To make his case, Driessen presents four studies of dialogue in the Middle East–the Focolare Community in Algeria, the Adyan Foundation in Lebanon, KAICIID of Saudi Arabia, and DICID of Qatar–and highlights key interreligious dialogue declarations produced in the broader Middle East over the last two decades. Compelling and nuanced, The GlobalPolitics of Interreligious Dialogue illustrates how religion operates in contemporary global politics, offering important lessons about the development of alternative models of democracy, citizenship, and modernity.
The judicialisation of religious freedom conflicts is long recognised. But to date, little has been written on the active role that religious actors and advocacy groups play in this process. This important book does just that. It examines how Jehovah’s Witnesses, Muslims, Sikhs, Evangelicals, Christian conservatives and their global support networks have litigated the right to freedom of religion at the European Court of Human Rights over the past 30 years. Drawing on in-depth interviews with NGOs, religious representatives, lawyers and legal experts, it is a powerful study of the social dynamics that shape transnational legal mobilisation and the ways in which legal mobilisation shapes discourses and conflict lines in the field of transnational law.

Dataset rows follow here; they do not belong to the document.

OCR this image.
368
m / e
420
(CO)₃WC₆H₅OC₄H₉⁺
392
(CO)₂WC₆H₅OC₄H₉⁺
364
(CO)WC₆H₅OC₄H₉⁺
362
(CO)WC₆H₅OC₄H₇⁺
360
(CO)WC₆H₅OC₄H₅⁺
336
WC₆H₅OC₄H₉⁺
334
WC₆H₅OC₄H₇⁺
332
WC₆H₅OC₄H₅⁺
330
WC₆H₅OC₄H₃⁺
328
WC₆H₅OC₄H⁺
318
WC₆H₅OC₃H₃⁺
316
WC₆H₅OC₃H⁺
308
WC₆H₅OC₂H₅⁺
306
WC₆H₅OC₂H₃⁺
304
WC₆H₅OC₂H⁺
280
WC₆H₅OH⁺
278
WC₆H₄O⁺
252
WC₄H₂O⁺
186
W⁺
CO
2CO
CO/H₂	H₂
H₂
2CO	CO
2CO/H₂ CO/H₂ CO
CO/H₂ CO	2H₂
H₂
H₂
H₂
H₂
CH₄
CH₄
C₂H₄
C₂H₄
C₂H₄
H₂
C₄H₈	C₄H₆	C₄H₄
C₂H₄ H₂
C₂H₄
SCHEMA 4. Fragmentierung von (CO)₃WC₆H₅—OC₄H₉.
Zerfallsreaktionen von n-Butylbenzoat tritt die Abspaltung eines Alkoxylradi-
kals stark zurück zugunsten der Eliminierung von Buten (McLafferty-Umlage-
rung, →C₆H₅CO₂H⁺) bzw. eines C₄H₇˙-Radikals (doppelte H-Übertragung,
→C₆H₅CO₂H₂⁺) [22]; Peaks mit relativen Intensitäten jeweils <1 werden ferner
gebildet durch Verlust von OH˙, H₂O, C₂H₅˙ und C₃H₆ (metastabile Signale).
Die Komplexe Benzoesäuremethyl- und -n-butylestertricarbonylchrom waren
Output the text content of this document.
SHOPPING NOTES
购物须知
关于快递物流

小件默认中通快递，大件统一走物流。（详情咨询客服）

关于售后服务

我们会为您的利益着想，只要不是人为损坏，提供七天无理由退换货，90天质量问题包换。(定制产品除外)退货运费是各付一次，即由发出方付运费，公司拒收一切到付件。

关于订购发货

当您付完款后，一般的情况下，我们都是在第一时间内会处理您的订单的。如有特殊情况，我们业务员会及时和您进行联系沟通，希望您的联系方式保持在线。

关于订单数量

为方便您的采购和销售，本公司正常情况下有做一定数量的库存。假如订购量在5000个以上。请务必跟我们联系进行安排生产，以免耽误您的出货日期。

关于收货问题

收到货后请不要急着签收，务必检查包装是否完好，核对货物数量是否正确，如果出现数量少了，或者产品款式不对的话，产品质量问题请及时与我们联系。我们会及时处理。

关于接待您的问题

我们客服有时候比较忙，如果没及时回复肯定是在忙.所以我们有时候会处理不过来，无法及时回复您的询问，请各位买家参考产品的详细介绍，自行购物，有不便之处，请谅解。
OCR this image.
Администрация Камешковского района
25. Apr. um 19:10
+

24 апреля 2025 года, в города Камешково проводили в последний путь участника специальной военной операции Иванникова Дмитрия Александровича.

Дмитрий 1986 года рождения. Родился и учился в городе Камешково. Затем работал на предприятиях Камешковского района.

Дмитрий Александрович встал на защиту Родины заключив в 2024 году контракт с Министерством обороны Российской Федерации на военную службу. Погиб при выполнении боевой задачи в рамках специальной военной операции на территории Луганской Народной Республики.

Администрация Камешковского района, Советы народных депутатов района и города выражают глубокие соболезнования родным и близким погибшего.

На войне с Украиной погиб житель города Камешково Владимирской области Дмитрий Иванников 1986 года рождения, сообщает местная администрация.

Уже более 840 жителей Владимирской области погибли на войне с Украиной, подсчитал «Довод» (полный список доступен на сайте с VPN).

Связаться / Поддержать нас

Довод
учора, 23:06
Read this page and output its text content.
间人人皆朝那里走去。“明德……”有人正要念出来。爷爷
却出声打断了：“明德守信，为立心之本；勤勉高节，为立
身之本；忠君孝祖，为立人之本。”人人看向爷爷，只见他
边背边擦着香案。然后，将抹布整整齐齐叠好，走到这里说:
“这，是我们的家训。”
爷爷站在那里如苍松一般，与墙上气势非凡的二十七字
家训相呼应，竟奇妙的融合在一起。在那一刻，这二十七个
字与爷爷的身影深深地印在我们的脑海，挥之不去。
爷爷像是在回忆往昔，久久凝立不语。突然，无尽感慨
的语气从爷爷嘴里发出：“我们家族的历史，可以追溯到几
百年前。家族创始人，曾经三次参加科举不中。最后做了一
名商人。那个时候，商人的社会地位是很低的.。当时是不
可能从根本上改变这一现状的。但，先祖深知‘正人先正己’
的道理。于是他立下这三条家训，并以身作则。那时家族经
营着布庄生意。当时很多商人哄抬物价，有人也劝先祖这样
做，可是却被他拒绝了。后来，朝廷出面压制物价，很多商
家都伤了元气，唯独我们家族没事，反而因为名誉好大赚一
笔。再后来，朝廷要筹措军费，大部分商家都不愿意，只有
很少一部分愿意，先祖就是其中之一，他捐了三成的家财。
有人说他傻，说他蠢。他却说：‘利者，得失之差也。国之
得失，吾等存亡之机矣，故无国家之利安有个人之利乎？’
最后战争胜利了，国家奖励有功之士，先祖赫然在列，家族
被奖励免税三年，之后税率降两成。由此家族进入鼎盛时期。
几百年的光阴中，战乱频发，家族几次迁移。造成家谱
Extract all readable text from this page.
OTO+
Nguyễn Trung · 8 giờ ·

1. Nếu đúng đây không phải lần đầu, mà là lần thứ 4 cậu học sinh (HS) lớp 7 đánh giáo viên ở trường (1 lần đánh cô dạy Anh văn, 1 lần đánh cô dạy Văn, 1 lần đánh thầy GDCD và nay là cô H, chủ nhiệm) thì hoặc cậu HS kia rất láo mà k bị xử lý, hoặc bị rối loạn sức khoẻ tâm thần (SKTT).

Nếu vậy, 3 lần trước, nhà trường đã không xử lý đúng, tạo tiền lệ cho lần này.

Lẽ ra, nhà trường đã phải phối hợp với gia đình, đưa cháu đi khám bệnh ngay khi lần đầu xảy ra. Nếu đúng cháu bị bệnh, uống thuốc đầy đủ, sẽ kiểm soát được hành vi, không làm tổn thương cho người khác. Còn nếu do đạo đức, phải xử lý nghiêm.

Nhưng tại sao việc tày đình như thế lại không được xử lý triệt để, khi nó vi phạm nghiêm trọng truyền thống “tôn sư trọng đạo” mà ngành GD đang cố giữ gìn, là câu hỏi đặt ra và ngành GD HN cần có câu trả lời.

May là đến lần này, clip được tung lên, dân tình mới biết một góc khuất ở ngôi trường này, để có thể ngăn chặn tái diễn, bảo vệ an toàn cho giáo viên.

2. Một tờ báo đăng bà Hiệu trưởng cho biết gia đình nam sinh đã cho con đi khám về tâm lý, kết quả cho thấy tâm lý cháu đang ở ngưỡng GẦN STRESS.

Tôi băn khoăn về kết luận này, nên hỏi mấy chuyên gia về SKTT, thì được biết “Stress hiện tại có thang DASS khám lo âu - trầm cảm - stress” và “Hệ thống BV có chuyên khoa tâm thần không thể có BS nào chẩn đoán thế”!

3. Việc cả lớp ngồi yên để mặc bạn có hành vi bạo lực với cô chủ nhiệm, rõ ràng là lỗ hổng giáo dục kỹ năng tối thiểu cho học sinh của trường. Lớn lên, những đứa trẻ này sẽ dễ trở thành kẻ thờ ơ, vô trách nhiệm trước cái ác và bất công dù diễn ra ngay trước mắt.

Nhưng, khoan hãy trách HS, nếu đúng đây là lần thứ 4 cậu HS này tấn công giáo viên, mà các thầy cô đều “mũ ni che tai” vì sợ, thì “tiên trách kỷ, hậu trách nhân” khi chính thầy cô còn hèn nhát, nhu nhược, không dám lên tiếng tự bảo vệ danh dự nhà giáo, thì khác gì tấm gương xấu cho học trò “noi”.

The eminent sociologist of religion, Robert Wuthnow, must be one of the most prolific scholars alive. Now emeritus at Princeton, he continues to churn out books that are essential for understanding American religion in the 21st century. His new book, Religion’s Power: What Makes It Work (Oxford) focuses on the communal rituals that give religion its strength. Community is central to a plausible definition of religion (or at least it should be), and Wuthnow’s new book will no doubt help show why that is so. Here’s a description from the Oxford website:
What makes religion so powerful? Why does it attract so many followers? Raise so much money? Influence how people vote? The usual answer is that religion is powerful because it offers divine hope. But there is more to it than that. Why does a worship service seem powerful? Why is it powerful to hear someone testify about their faith? Who sets the rules for who can be a member and who cannot? What does religion do to reinforce gender and racial differences? Or to challenge them?
Religion’s Power takes a fresh look at these questions by examining what happens during religious rituals to signal the leader’s power, the power of the deity being worshipped, and, inadvertently, why some people in the congregation are deemed more powerful than others. Robert Wuthnow explores how religious narratives are constructed to demonstrate sincerity, how religious organizations control time by controlling space, how codified knowledge gives religious organizations power, and the small ways in which religion shapes identities and politics. Building on classical work in the sociology of religion and drawing extensively on historical and ethnographic studies, Religion’s Power foregrounds cases ranging from nineteenth-century church organ and lightning rod controversies to current clashes about border walls and racial justice. This is a book for beginning students of religion as well as for advanced scholars and for practitioners, fellow travelers, and critics who want to understand better what makes religion powerful.